Why Proprietary Big Data Technologies Have No Hope Of Competing With Hadoop

Big Data is not new. For decades companies have been leveraging massive data warehouses and other proprietary Big Data tools to optimize business processes, improve customer targeting and more. That, however, was the problem: proprietary. Today Big Data is so big precisely because it's so open: Hadoop, NoSQL databases and all other leading Big Data technologies are open source. Without exception.

As such, for the first time enterprise users of Big Data technology are the primary winners in the market, rather than the vendors who serve them. That's the open source effect on Big Data, and it's only going to accelerate over time.

Hadoop's Unfair Advantage

Though just one of many winning open-source projects, Hadoop is perhaps the poster child for Big Data technology. While Hadoop enables a new class of analytics, arguably it's earliest innovation was to dramatically lower the cost of storing and analyzing huge quantities of data. 

Most simply, Hadoop took analytics workloads off expensive, proprietary hardware and enabled them on cheap, commodity hardware.

Importantly, as much as 95% of enterprise data is unstructured, which the old world of relational Big Data infrastructure can't easily manage. Hadoop and NoSQL databases are perfect for such data, however, and so enterprises have been embracing both at a frenetic pace.

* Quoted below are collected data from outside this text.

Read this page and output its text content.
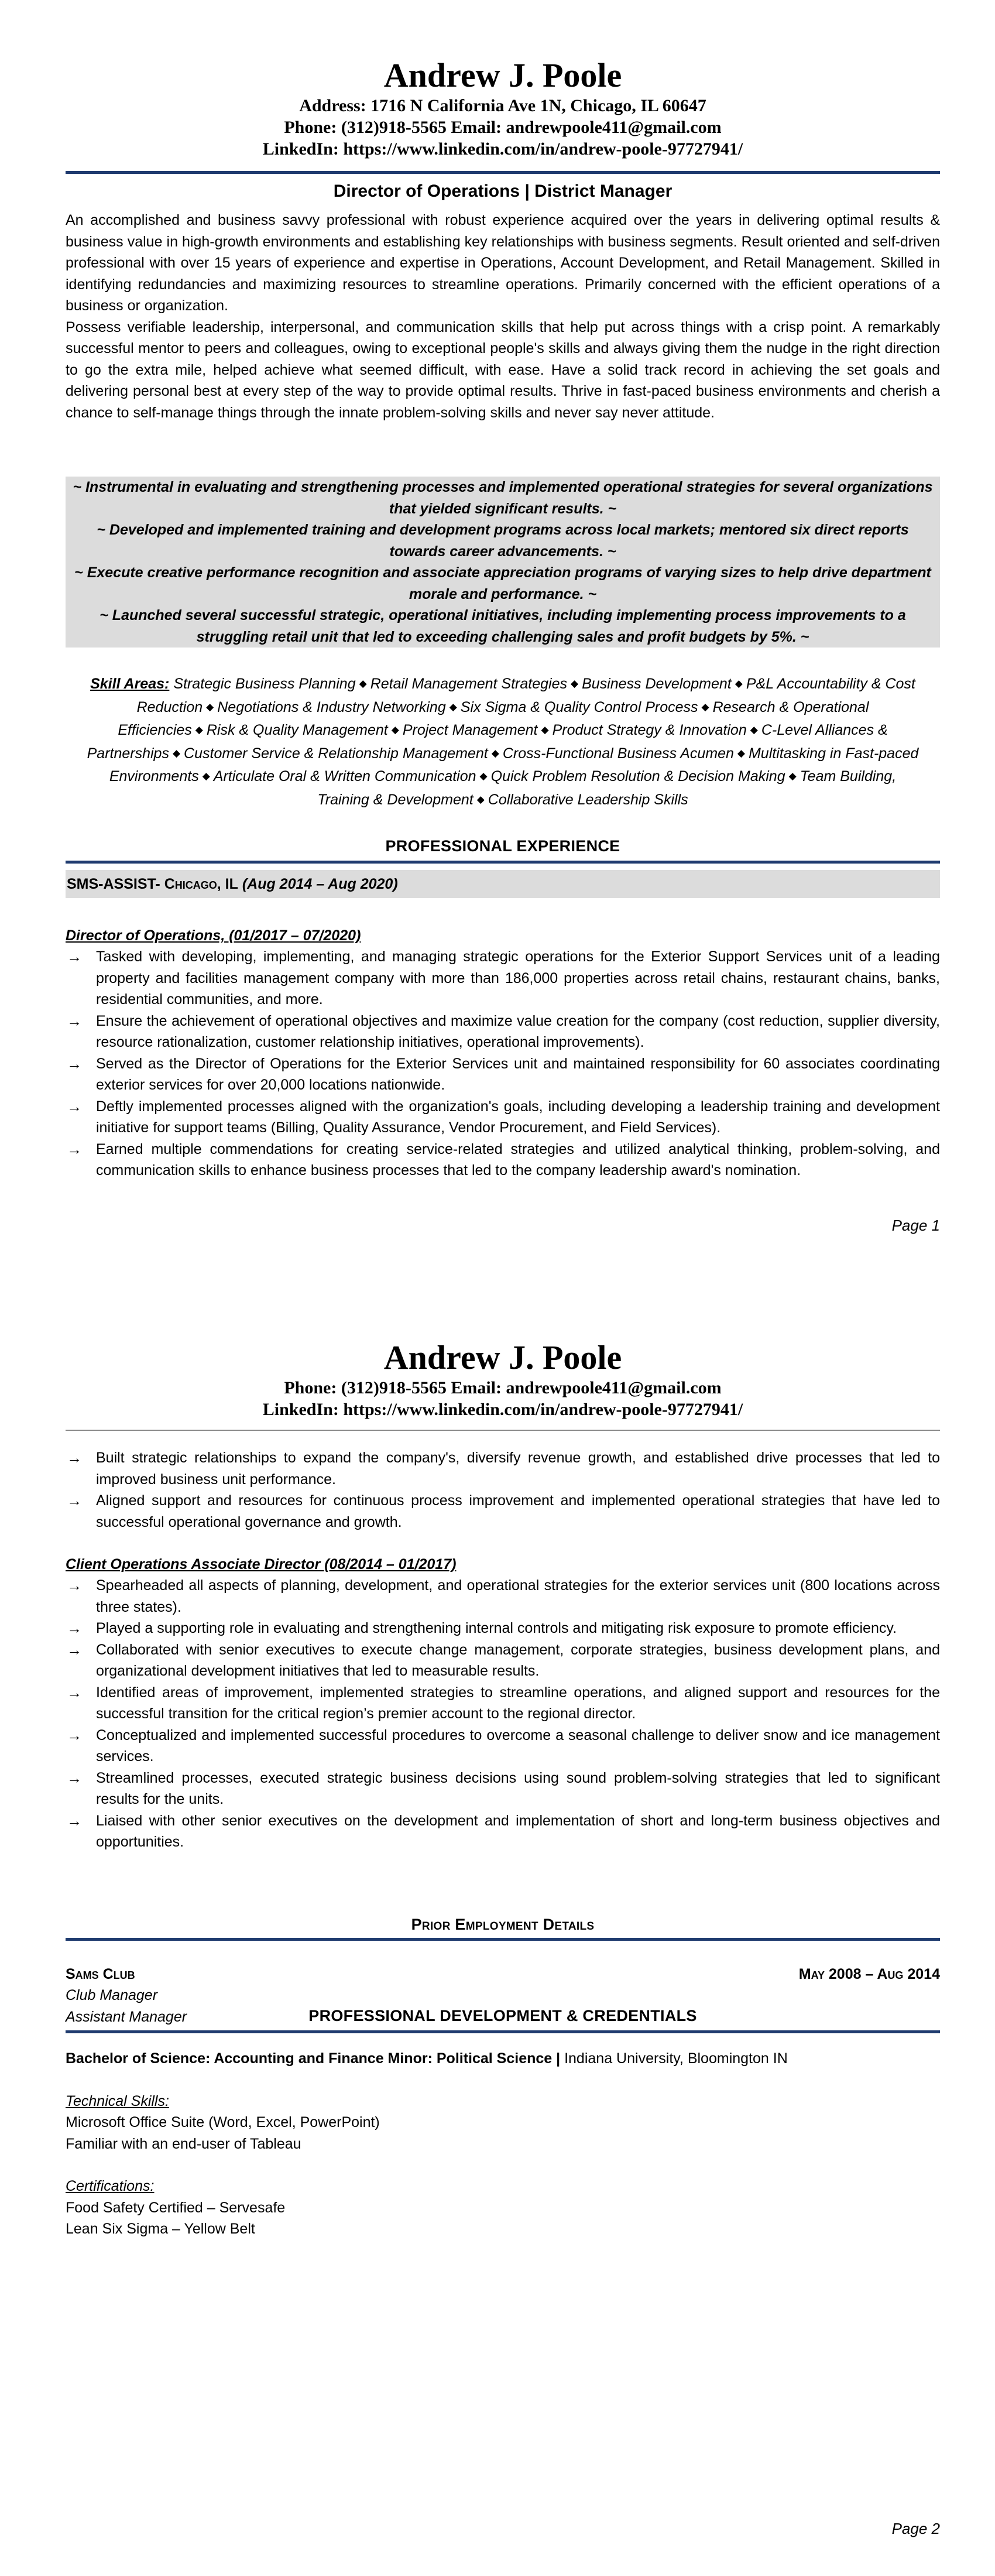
Andrew J. Poole
Address: 1716 N California Ave 1N, Chicago, IL 60647
Phone: (312)918-5565 Email: andrewpoole411@gmail.com
LinkedIn: https://www.linkedin.com/in/andrew-poole-97727941/
Director of Operations | District Manager

An accomplished and business savvy professional with robust experience acquired over the years in delivering optimal results & business value in high-growth environments and establishing key relationships with business segments. Result oriented and self-driven professional with over 15 years of experience and expertise in Operations, Account Development, and Retail Management. Skilled in identifying redundancies and maximizing resources to streamline operations. Primarily concerned with the efficient operations of a business or organization.

Possess verifiable leadership, interpersonal, and communication skills that help put across things with a crisp point. A remarkably successful mentor to peers and colleagues, owing to exceptional people's skills and always giving them the nudge in the right direction to go the extra mile, helped achieve what seemed difficult, with ease. Have a solid track record in achieving the set goals and delivering personal best at every step of the way to provide optimal results. Thrive in fast-paced business environments and cherish a chance to self-manage things through the innate problem-solving skills and never say never attitude.

~ Instrumental in evaluating and strengthening processes and implemented operational strategies for several organizations that yielded significant results. ~
~ Developed and implemented training and development programs across local markets; mentored six direct reports towards career advancements. ~
~ Execute creative performance recognition and associate appreciation programs of varying sizes to help drive department morale and performance. ~
~ Launched several successful strategic, operational initiatives, including implementing process improvements to a struggling retail unit that led to exceeding challenging sales and profit budgets by 5%. ~
Skill Areas: Strategic Business Planning ◆ Retail Management Strategies ◆ Business Development ◆ P&L Accountability & Cost Reduction ◆ Negotiations & Industry Networking ◆ Six Sigma & Quality Control Process ◆ Research & Operational Efficiencies ◆ Risk & Quality Management ◆ Project Management ◆ Product Strategy & Innovation ◆ C-Level Alliances & Partnerships ◆ Customer Service & Relationship Management ◆ Cross-Functional Business Acumen ◆ Multitasking in Fast-paced Environments ◆ Articulate Oral & Written Communication ◆ Quick Problem Resolution & Decision Making ◆ Team Building, Training & Development ◆ Collaborative Leadership Skills
PROFESSIONAL EXPERIENCE
SMS-ASSIST- Chicago, IL (Aug 2014 – Aug 2020)
Director of Operations, (01/2017 – 07/2020)
→ Tasked with developing, implementing, and managing strategic operations for the Exterior Support Services unit of a leading property and facilities management company with more than 186,000 properties across retail chains, restaurant chains, banks, residential communities, and more.
→ Ensure the achievement of operational objectives and maximize value creation for the company (cost reduction, supplier diversity, resource rationalization, customer relationship initiatives, operational improvements).
→ Served as the Director of Operations for the Exterior Services unit and maintained responsibility for 60 associates coordinating exterior services for over 20,000 locations nationwide.
→ Deftly implemented processes aligned with the organization's goals, including developing a leadership training and development initiative for support teams (Billing, Quality Assurance, Vendor Procurement, and Field Services).
→ Earned multiple commendations for creating service-related strategies and utilized analytical thinking, problem-solving, and communication skills to enhance business processes that led to the company leadership award's nomination.
Page 1
Andrew J. Poole
Phone: (312)918-5565 Email: andrewpoole411@gmail.com
LinkedIn: https://www.linkedin.com/in/andrew-poole-97727941/
→ Built strategic relationships to expand the company's, diversify revenue growth, and established drive processes that led to improved business unit performance.
→ Aligned support and resources for continuous process improvement and implemented operational strategies that have led to successful operational governance and growth.
Client Operations Associate Director (08/2014 – 01/2017)
→ Spearheaded all aspects of planning, development, and operational strategies for the exterior services unit (800 locations across three states).
→ Played a supporting role in evaluating and strengthening internal controls and mitigating risk exposure to promote efficiency.
→ Collaborated with senior executives to execute change management, corporate strategies, business development plans, and organizational development initiatives that led to measurable results.
→ Identified areas of improvement, implemented strategies to streamline operations, and aligned support and resources for the successful transition for the critical region’s premier account to the regional director.
→ Conceptualized and implemented successful procedures to overcome a seasonal challenge to deliver snow and ice management services.
→ Streamlined processes, executed strategic business decisions using sound problem-solving strategies that led to significant results for the units.
→ Liaised with other senior executives on the development and implementation of short and long-term business objectives and opportunities.
Prior Employment Details
Sams Club	May 2008 – Aug 2014
Club Manager
Assistant Manager	PROFESSIONAL DEVELOPMENT & CREDENTIALS
Bachelor of Science: Accounting and Finance Minor: Political Science | Indiana University, Bloomington IN
Technical Skills:
Microsoft Office Suite (Word, Excel, PowerPoint)
Familiar with an end-user of Tableau
Certifications:
Food Safety Certified – Servesafe
Lean Six Sigma – Yellow Belt
Page 2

This democratization of Big Data technology is so critical that enterprises have been willing to overlook some of Hadoop's growing pains. A full 26% of Hadoop's most sophisticated users acknowledge that its complexity is holding back broader adoption. 

And yet Hadoop rolls forth, expanding at a compound annual growth rate of 60%.

The Elephant In the Room For Legacy Incumbents

The results haven't been kind to proprietary vendors. As The Wall Street Journal recently noted, Hadoop and other open-source Big Data technologies are having a serious deflationary impact on Oracle and other proprietary data infrastructure companies. It's the "elephant in the room," and it's only getting worse for legacy vendors.

Mike Olson, chief strategy officer at Cloudera, identifies why open source is essential to Big Data innovation, and why no proprietary vendor can hope to compete:

[T]he economics of free to download, free to install and free to use combined with the faster innovation from the broader community that the open source community creates, compared to any single vendor, is just not a fair fight.
[Why? Because] all the smart people work someplace else. No matter how good you are at hiring, there are people in Uzbekistan that are beyond your reach. Add the fact that not just me and my company can figure out the right thing to work on. The entire planet with lots of innovative minds all over the place can direct their attention to their problems to enhance the platform in particular ways to make their life better. The aggregate benefit is that it is just not a fair fight.

Not that Cloudera, Hortonworks or any of the other Big Data companies are planning to tie one hand behind their backs in this fight. They're going up against decades worth of incumbency. 

A Booming Market Built On Free

Despite free downloads and cheap hardware, the Big Data market is booming. Primarily built on Hadoop and NoSQL databases, the market is projected to hit $3.4 billion in annual revenues by 2017, according to Wikibon research:

That's a lot of money, but it doesn't quite capture the value that Hadoop and other open-source Big Data technologies generate. As open-source software, much of the value is "lost." Lost to vendors, that is, but not lost to those that matter most: organizations that want to put their data to work. 

All of which leads Olson to make a compelling point: "You want to get rich on Big Data? Use it!"